Мое имя не будет упомянуто.

— Если только я его не назову.

— Нет-нет, вы не сделаете этого. Вы же джентльмен. Это женская тайна.

— Во-первых, вы должны вернуть рукопись.

Она звонко рассмеялась и подошла к камину. Взяла кочергу и разворошила серую горку пепла.

— Мне вернуть это? — спросила она. Стоя у камина с насмешливой улыбкой, она выглядела такой коварной и одновременно изысканно прекрасной, что я подумал: из всех преступников, с которыми Холмсу до сих пор приходилось иметь дело, с ней ему придется тяжелее всего. Однако он не поддался чувствам.

— Это решает вашу судьбу, — холодно произнес он. — Мадам, вы умны и действуете быстро и точно, но на этот раз вы переусердствовали.

Она отшвырнула кочергу, и та упала на пол с громким лязгом.

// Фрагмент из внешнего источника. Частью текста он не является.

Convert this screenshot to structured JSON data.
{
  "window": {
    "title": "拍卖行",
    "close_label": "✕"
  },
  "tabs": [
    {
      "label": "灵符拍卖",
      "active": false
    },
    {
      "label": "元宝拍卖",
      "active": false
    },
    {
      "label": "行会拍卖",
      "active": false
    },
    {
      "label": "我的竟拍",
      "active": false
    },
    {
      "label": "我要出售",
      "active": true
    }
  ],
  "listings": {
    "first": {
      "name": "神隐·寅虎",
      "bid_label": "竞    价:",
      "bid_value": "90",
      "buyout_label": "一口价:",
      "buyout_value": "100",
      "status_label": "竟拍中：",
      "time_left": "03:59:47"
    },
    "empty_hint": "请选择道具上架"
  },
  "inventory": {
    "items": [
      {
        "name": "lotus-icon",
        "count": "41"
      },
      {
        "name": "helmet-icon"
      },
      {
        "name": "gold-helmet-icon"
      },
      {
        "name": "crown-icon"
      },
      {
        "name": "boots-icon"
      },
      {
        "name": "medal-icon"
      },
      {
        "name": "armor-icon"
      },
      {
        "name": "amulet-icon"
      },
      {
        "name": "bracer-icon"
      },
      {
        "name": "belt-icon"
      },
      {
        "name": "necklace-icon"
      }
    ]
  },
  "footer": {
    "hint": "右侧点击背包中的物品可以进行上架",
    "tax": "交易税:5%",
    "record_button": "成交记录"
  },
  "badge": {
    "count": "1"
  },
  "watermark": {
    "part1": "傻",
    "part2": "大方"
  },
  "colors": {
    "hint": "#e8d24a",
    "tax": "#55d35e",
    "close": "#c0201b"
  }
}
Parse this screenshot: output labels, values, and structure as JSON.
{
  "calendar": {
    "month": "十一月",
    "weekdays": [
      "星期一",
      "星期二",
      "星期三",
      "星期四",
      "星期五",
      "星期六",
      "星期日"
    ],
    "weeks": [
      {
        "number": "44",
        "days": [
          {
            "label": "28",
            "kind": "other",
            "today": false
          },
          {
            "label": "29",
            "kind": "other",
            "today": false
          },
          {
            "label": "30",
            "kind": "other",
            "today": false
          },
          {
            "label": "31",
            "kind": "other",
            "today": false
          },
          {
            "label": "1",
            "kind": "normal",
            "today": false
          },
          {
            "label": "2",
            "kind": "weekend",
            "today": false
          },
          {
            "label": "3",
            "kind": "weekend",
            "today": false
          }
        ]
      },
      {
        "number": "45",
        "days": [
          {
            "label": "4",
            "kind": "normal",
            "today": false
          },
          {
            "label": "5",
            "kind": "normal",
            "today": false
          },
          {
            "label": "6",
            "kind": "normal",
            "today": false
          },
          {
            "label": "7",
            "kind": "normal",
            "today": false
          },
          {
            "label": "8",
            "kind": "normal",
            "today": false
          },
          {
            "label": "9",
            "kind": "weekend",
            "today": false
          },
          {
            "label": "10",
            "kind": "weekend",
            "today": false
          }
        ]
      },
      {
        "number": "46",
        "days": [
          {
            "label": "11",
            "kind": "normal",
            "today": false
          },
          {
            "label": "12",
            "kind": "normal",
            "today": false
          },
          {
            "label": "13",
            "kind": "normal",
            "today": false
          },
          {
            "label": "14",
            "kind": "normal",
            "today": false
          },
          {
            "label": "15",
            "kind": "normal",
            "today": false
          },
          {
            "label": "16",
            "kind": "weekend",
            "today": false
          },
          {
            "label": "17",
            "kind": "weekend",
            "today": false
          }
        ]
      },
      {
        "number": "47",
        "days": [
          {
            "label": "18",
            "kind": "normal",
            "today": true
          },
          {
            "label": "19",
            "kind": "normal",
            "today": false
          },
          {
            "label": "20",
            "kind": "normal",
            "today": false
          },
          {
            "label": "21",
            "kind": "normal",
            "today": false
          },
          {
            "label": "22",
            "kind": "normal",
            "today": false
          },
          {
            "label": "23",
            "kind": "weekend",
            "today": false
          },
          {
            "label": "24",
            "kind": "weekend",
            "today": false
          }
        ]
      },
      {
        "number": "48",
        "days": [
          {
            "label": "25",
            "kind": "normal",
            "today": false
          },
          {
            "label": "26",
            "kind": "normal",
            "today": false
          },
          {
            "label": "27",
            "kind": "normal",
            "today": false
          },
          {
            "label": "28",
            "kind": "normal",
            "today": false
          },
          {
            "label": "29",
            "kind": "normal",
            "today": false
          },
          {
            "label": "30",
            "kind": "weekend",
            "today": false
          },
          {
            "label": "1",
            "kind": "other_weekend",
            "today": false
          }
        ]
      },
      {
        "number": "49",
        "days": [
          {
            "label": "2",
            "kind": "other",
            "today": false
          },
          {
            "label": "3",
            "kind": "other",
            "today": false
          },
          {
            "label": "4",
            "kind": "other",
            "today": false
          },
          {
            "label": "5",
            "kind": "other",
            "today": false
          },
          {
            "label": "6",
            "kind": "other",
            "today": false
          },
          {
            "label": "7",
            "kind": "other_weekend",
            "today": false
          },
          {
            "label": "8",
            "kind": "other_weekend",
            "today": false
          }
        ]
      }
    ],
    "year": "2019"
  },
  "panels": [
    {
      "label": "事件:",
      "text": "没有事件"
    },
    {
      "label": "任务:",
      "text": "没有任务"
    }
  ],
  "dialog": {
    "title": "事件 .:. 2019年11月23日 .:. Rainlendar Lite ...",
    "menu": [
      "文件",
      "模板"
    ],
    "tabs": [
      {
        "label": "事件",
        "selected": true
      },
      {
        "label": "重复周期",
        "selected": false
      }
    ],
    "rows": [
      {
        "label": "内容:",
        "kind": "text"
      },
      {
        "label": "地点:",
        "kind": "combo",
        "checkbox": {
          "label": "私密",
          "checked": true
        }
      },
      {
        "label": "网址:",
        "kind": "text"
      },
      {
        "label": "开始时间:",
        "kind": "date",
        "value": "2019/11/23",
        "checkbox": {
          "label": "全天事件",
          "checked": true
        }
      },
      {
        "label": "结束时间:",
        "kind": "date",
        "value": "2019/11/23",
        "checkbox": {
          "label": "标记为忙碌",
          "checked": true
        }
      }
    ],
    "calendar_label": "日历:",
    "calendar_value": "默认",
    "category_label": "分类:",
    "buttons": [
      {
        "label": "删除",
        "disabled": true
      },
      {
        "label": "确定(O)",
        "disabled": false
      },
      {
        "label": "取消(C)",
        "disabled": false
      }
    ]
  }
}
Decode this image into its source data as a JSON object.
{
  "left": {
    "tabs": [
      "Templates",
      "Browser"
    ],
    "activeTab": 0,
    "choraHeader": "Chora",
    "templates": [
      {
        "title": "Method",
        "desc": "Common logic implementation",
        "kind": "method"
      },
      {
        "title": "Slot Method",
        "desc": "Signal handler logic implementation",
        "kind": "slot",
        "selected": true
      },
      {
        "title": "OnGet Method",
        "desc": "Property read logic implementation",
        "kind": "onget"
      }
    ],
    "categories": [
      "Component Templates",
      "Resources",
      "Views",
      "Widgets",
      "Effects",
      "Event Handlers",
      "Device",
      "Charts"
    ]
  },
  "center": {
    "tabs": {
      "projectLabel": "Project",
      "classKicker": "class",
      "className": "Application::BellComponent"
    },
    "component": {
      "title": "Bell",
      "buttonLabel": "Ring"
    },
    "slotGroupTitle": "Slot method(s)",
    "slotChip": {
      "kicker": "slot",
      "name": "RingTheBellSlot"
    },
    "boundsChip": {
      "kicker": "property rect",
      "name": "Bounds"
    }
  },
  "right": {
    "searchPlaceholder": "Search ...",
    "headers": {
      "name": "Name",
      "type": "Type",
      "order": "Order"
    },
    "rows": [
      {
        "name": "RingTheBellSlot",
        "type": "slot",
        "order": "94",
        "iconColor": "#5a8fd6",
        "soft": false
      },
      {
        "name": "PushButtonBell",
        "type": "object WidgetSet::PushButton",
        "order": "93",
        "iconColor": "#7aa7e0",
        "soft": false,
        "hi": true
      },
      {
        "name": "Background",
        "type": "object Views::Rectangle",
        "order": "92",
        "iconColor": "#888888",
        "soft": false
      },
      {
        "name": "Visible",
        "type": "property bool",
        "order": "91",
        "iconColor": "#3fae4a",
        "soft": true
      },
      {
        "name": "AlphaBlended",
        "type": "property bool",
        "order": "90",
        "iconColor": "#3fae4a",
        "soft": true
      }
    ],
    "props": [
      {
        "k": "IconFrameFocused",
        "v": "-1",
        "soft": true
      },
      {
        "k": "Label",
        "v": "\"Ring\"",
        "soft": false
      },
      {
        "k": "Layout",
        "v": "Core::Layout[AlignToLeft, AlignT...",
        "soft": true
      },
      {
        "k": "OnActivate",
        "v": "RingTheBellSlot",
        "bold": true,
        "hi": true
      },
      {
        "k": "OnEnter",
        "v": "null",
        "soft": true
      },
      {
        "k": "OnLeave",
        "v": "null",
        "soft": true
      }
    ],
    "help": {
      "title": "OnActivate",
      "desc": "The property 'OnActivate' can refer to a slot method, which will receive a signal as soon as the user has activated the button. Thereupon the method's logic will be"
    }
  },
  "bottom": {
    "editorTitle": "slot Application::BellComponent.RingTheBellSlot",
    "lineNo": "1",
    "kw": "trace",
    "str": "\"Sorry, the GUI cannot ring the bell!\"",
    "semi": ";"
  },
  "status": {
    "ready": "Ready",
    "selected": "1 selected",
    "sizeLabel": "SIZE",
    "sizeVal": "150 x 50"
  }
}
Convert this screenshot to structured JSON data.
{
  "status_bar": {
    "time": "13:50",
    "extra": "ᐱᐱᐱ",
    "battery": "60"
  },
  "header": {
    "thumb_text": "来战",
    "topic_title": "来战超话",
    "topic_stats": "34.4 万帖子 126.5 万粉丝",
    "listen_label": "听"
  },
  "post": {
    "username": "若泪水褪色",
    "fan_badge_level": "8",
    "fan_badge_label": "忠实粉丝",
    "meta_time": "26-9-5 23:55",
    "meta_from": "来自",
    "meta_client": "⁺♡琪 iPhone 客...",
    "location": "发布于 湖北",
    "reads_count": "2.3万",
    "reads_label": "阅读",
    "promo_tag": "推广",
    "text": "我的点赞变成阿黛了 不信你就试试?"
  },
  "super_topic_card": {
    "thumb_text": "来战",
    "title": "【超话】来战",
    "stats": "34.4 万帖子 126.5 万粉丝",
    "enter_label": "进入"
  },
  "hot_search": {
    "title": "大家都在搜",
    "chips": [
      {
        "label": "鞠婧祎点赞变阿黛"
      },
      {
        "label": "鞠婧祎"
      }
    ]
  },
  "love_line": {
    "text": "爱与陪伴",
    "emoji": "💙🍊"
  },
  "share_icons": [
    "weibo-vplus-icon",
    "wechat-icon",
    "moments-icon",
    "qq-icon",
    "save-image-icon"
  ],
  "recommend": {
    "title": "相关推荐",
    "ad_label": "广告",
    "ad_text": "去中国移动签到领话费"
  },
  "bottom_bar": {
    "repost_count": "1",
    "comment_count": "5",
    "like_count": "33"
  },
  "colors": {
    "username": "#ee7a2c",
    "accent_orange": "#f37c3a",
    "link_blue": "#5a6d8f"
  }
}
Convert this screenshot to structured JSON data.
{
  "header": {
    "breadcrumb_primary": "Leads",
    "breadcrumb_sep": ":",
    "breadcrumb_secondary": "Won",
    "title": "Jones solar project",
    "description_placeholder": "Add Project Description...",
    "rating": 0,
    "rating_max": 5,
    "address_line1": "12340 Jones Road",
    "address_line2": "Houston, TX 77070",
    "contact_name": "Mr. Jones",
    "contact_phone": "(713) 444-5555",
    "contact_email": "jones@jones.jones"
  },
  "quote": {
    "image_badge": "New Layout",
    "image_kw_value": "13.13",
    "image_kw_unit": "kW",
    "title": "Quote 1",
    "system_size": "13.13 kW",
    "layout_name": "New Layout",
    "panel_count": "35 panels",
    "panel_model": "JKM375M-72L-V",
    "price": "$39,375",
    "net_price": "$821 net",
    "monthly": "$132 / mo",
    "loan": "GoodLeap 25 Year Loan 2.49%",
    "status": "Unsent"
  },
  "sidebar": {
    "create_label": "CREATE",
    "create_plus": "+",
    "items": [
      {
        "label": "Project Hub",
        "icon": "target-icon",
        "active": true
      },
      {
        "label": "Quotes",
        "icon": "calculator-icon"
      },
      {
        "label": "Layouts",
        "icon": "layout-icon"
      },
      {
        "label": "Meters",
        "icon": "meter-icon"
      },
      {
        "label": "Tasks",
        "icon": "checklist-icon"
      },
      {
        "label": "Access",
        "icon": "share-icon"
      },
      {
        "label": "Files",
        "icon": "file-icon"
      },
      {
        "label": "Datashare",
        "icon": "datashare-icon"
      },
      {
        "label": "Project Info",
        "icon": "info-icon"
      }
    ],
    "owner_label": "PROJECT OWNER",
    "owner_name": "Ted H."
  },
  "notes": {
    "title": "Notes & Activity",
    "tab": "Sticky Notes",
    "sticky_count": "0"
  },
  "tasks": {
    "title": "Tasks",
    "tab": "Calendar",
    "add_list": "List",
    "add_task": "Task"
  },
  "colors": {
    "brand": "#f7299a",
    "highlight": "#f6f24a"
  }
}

— Какой же вы бессердечный! — воскликнула Айседора Кляйн. — Я могу рассказать вам все.

— Я думаю, что и сам могу рассказать все.

— Но поставьте себя на мое место, мистер Холмс. Взгляните на это с точки зрения женщины, которая понимает, что ее жизнь вот-вот рухнет. Неужели эту женщину можно упрекнуть за то, что она попыталась защитить себя?

— Первой согрешили вы, мадам.

— Да, да! Я признаю это. Дуглас был таким милым мальчиком, но он нарушал мои планы. Он хотел жениться… Жениться, мистер Холмс! Только представьте себе брак с простолюдином без гроша в кармане! На меньшее он не был согласен. Потом он начал настаивать, решив, что, если я подарила ему частичку себя, то обязана теперь отдать себя всю, и только ему. Это сделалось невыносимо, и в конце концов мне пришлось заставить его понять это.